State Key Laboratory of Pharmaceutical Biotechnology, Model Animal Research Center, Ministry of Education (MOE) Key Laboratory of Model Animal for Disease Study and the Medical School of Nanjing University, Nanjing, China.
State Key Laboratory of Pharmaceutical Biotechnology, Model Animal Research Center, Ministry of Education (MOE) Key Laboratory of Model Animal for Disease Study and the Medical School of Nanjing University, Nanjing, China; College of Life Science, Nanjing Normal University, Nanjing, China.
J Allergy Clin Immunol. 2018 Apr;141(4):1259-1268.e11. doi: 10.1016/j.jaci.2017.05.053. Epub 2017 Jul 25.
Allergic inflammation has long been implicated in asthmatic hyperresponsiveness of airway smooth muscle (ASM), but its underlying mechanism remains incompletely understood. Serving as G protein-coupled receptor agonists, several inflammatory mediators can induce membrane depolarization, contract ASM, and augment cholinergic contractile response. We hypothesized that the signal cascade integrating on membrane depolarization by the mediators might involve asthmatic hyperresponsiveness.
We sought to investigate the signaling transduction of inflammatory mediators in ASM contraction and assess its contribution in the genesis of hyperresponsiveness.

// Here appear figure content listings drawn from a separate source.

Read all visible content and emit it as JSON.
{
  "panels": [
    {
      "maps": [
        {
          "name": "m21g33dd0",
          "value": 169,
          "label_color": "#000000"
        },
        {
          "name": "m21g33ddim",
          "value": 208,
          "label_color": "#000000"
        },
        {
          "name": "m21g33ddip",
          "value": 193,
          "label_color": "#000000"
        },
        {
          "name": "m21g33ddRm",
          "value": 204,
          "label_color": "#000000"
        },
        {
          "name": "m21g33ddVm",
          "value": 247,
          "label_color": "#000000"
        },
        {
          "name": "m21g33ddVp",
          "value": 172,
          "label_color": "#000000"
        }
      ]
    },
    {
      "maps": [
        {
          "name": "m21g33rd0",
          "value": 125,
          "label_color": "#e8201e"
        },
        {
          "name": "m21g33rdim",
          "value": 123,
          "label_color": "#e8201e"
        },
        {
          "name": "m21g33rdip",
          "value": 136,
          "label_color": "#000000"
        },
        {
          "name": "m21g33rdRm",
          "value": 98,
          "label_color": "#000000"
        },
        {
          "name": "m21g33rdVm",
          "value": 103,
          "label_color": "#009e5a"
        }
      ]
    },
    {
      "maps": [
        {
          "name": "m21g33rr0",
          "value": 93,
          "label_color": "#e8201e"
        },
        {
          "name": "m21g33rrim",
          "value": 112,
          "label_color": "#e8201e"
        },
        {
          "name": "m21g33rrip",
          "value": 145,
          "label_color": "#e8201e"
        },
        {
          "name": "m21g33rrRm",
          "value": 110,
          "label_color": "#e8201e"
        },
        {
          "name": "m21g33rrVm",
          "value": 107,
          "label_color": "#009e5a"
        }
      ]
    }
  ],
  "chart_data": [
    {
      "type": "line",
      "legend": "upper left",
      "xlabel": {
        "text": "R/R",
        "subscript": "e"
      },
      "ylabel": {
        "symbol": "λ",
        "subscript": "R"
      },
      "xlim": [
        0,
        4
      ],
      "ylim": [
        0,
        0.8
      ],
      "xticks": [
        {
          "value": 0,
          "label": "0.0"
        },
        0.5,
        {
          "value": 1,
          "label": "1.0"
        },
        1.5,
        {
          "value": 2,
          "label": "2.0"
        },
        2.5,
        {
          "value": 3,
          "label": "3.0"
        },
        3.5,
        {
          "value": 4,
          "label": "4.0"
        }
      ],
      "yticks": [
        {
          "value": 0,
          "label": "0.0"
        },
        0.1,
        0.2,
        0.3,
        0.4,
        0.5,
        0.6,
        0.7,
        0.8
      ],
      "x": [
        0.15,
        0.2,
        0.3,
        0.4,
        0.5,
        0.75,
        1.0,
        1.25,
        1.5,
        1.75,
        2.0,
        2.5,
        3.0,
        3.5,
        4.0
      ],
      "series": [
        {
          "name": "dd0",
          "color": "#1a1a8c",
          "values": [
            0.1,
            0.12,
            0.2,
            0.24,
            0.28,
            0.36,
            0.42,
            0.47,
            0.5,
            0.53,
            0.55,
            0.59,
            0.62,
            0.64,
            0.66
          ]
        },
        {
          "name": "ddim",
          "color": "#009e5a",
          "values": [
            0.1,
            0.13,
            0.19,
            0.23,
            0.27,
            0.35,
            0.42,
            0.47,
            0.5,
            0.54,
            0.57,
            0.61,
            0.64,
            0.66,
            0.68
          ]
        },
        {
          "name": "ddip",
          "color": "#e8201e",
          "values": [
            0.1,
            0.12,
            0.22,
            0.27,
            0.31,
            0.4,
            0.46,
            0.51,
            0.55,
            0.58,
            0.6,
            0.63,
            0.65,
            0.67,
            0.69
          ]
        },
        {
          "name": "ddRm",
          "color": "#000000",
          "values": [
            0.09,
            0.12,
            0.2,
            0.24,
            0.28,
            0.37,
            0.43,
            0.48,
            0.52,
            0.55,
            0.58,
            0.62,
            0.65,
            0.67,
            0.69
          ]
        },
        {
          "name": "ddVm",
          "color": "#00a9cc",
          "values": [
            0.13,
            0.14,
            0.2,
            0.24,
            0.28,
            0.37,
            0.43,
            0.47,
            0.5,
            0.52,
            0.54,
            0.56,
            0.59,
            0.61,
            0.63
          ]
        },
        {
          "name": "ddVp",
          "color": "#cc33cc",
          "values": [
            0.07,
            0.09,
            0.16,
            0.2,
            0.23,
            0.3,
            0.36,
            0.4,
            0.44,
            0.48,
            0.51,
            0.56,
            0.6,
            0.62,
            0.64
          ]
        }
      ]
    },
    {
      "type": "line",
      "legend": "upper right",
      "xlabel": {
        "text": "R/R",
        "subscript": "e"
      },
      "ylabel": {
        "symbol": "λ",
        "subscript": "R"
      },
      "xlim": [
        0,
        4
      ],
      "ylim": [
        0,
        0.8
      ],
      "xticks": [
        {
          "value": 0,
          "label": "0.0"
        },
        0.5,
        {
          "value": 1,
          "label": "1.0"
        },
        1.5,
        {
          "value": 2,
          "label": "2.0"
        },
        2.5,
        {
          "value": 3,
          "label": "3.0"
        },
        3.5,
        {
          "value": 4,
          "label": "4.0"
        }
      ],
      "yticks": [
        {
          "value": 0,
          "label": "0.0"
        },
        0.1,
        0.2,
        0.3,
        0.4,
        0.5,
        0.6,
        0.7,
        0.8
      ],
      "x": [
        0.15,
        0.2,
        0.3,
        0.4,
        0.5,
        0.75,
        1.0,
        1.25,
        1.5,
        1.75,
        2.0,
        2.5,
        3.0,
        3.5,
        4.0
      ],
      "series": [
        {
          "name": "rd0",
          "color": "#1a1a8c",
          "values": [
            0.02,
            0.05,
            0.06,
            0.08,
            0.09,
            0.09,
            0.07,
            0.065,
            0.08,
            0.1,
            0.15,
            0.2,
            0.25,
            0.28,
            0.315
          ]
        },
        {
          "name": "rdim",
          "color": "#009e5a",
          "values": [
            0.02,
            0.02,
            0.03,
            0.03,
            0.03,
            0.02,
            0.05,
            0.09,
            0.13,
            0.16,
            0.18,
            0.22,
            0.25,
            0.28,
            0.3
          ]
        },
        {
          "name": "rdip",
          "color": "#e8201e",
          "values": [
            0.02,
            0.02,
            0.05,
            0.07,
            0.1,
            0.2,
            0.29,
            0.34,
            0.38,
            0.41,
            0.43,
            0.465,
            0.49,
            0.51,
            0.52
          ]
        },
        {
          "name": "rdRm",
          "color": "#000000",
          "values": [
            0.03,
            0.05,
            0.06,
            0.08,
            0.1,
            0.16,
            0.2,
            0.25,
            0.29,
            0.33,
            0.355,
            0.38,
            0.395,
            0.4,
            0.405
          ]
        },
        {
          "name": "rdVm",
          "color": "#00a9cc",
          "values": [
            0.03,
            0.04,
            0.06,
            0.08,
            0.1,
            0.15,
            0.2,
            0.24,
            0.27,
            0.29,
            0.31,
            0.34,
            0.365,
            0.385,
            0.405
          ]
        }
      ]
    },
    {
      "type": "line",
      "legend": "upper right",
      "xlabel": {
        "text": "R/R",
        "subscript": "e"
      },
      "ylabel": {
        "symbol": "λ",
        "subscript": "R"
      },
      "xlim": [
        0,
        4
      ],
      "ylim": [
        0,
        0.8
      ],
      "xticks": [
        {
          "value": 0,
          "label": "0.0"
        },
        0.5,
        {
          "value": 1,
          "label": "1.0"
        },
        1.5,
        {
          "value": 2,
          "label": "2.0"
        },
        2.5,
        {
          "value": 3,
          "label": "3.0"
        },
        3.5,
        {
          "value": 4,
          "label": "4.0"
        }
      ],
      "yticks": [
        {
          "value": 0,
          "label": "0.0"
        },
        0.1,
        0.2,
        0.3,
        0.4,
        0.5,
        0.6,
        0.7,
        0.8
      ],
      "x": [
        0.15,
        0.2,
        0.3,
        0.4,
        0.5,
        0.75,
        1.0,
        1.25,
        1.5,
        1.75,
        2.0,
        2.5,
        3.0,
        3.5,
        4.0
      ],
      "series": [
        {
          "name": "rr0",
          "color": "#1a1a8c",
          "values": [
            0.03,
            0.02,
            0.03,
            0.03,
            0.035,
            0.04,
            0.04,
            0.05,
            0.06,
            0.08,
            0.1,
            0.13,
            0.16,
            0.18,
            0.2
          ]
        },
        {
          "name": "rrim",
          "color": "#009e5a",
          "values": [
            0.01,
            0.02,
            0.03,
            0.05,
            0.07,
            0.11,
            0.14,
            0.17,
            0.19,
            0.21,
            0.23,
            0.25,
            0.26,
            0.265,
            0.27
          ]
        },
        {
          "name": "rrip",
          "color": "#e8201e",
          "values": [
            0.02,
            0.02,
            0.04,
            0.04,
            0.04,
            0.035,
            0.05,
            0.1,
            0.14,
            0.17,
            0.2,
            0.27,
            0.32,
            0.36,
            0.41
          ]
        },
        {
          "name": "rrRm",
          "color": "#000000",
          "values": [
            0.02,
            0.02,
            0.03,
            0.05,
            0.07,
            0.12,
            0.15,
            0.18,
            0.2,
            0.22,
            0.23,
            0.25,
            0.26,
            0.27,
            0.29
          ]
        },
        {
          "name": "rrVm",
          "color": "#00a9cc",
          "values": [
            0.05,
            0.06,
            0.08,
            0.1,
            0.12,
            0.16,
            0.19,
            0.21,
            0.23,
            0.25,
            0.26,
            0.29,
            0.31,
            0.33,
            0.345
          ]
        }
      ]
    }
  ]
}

We assessed the capacity of inflammatory mediators to induce depolarization currents by electrophysiological analysis. We analyzed the phenotypes of transmembrane protein 16A (TMEM16A) knockout mice, applied pharmacological reagents, and measured the Ca signal during ASM contraction. To study the role of the depolarization signaling in asthmatic hyperresponsiveness, we measured the synergistic contraction by methacholine and inflammatory mediators both ex vivo and in an ovalbumin-induced mouse model.
Inflammatory mediators, such as 5-hydroxytryptamin, histamine, U46619, and leukotriene D, are capable of inducing Ca-activated Cl currents in ASM cells, and these currents are mediated by TMEM16A. A combination of multiple analysis revealed that a G protein-coupled receptor-TMEM16A-voltage-dependent Ca channel signaling axis was required for ASM contraction induced by inflammatory mediators. Block of TMEM16A activity may significantly inhibit the synergistic contraction of acetylcholine and the mediators and hence reduces hypersensitivity.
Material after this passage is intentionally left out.